Cette traduction est celle d’André Chouraqui, ancien maire adjoint de Jérusalem, grand spécialiste des 3 religions monothéistes et connaissant parfaitement bien sûr la langue hébraïque. Nous sommes habitués à entendre : « Heureux » Le mot heureux est un mot statique. Le mot hébreux contient une racine dynamique qui est rapportée par les exégètes nous expliquant aujourd’hui les écritures :

« Le terme grec correspondant, « makarios », est souvent traduit par « bienheureux », mais aussi par « en marche .».

Comment concilier cela ? Le terme « en marche » a l’avantage de véhiculer une dynamique, une espérance, un but. Aussi nous proposons une synthèse : « en marche les bienheureux ! » (sous-entendu vers le royaume de Dieu) ou « sur la route du bonheur » (qui conduit au royaume de Dieu).

Nous retrouvons d’ailleurs cette pensée de dynamique, cette marche en avant, dans plusieurs passages :

« Là, il y aura une chaussée, une voie qu’on appellera « la Voie sacrée ». L’homme impur n’y passera pas – il suit sa propre voie – et les insensés ne viendront pas s’y égarer. Là, il n’y aura pas de lion, aucune bête féroce ne surgira, il ne s’en trouvera pas ; mais les rachetés y marcheront.»

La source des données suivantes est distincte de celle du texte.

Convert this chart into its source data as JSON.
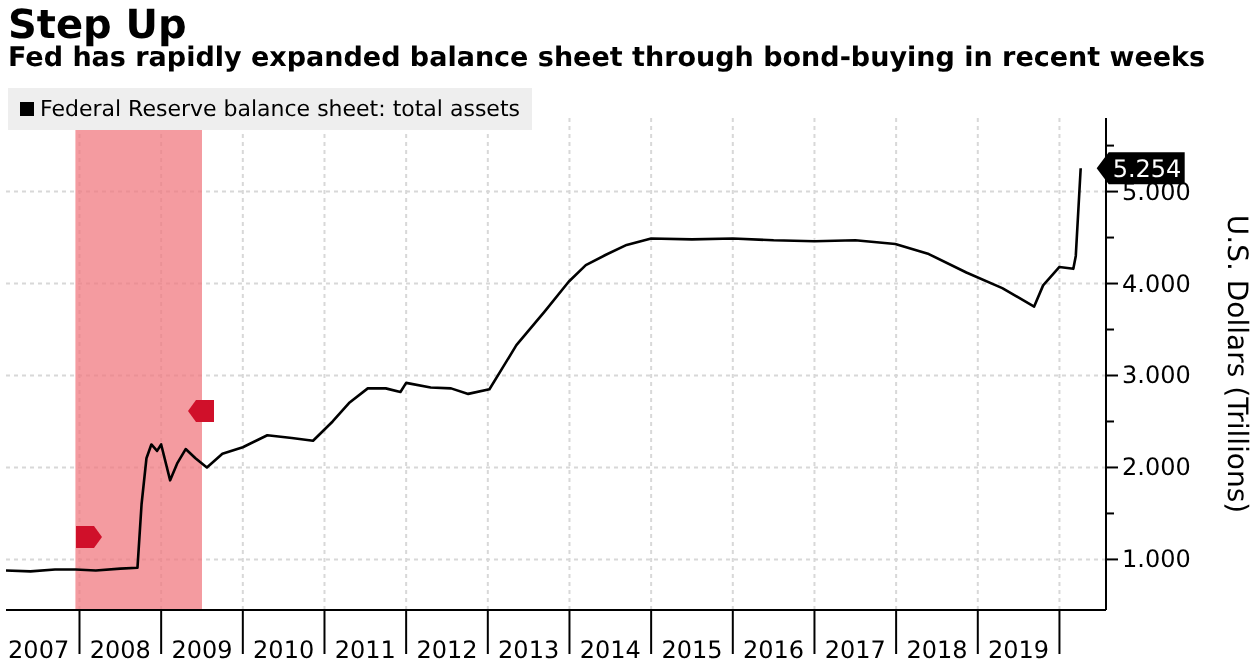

Or le mot hébreu que l’on traduit couramment par ‘heureux’, et probablement en grec par ‘macarios’, est ‘ashar’. Et ‘ashar’, ah ! ‘ashar’ c’est impossible de le limiter au mot ‘heureux’ ou ‘bienheureux’, ‘ashar‘ contient l’idée de marcher, d’avancer, aller de l’avant. C’est donc une vision très dynamique du bonheur. Est heureux celui qui avance, celui qui marche. »

Marcher avec Marie

Nous allons marcher avec Marie, faire une marche, pas un pèlerinage au sens habituel du terme.
Faire un pèlerinage, c’est, la plupart du temps, après une organisation par les pèlerins eux-mêmes, un diocèse ou une association, partir en groupe, même si on peut être pèlerin seul, et rester avec ce groupe tout le temps que dure ce pèlerinage et ce temps peut durer plusieurs jours, pensons à un pèlerinage en Terre Sainte. Le groupe reste le même tout le long du pèlerinage. Faire un pèlerinage, c’est aller dans un lieu particulier où il s’est passé quelque chose, une apparition, un message quelconque, là où il y a une relique, là où a vécu tel saint, là où a vécu le Christ. On vient dans un endroit précis souvent pour demander quelque chose, ou rendre grâce. On vient dans un lieu fixe. Faire un pèlerinage, c’est marcher vers et non marcher avec et nous allons marcher avec Marie. En pèlerinage on ne marche jamais avec une statue pendant un si long temps. Ce que nous allons vivre peut-être appeler marche plus que pèlerinage, même si il y a un aspect pèlerinage.

Nous allons marcher avec Marie et dans notre foi chrétienne, et surtout dans notre foi catholique, nous ne pouvons pas faire autrement.

« A Jésus par Marie », parce que c’est elle qui nous a donné Jésus. Nous ne pouvons pas agir sans elle car nous ne pouvons rien et nous ne sommes rien sans notre mère. Il n’y a pas d’enfant sans sa mère, il n’y a pas d’enfant sans mère. Les chrétiens l’ont compris au cours de siècles et les apparitions de Marie viennent appuyer cette importance de la dévotion à la mère du Christ au long des âges.

Nous marchons et marcherons avec Marie vers Jésus, car, bien sûr, c’est Jésus le but de notre vie et le but de tout, l’alpha et l’oméga. « C’est par lui que tout est venu à l’existence, et rien de ce qui s’est fait ne s’est fait sans lui » écrit saint Jean dans son prologue.

Saint Paul écrit dans lettre aux Colossiens :

« Il est l’image du Dieu invisible, le premier-né, avant toute créature :

En lui, tout fut créé, dans le ciel et sur la terre. Les êtres visibles et invisibles, Puissances, Principautés, Souverainetés, Dominations, tout est créé par lui et pour lui. Il est avant toute chose, et tout subsiste en lui. »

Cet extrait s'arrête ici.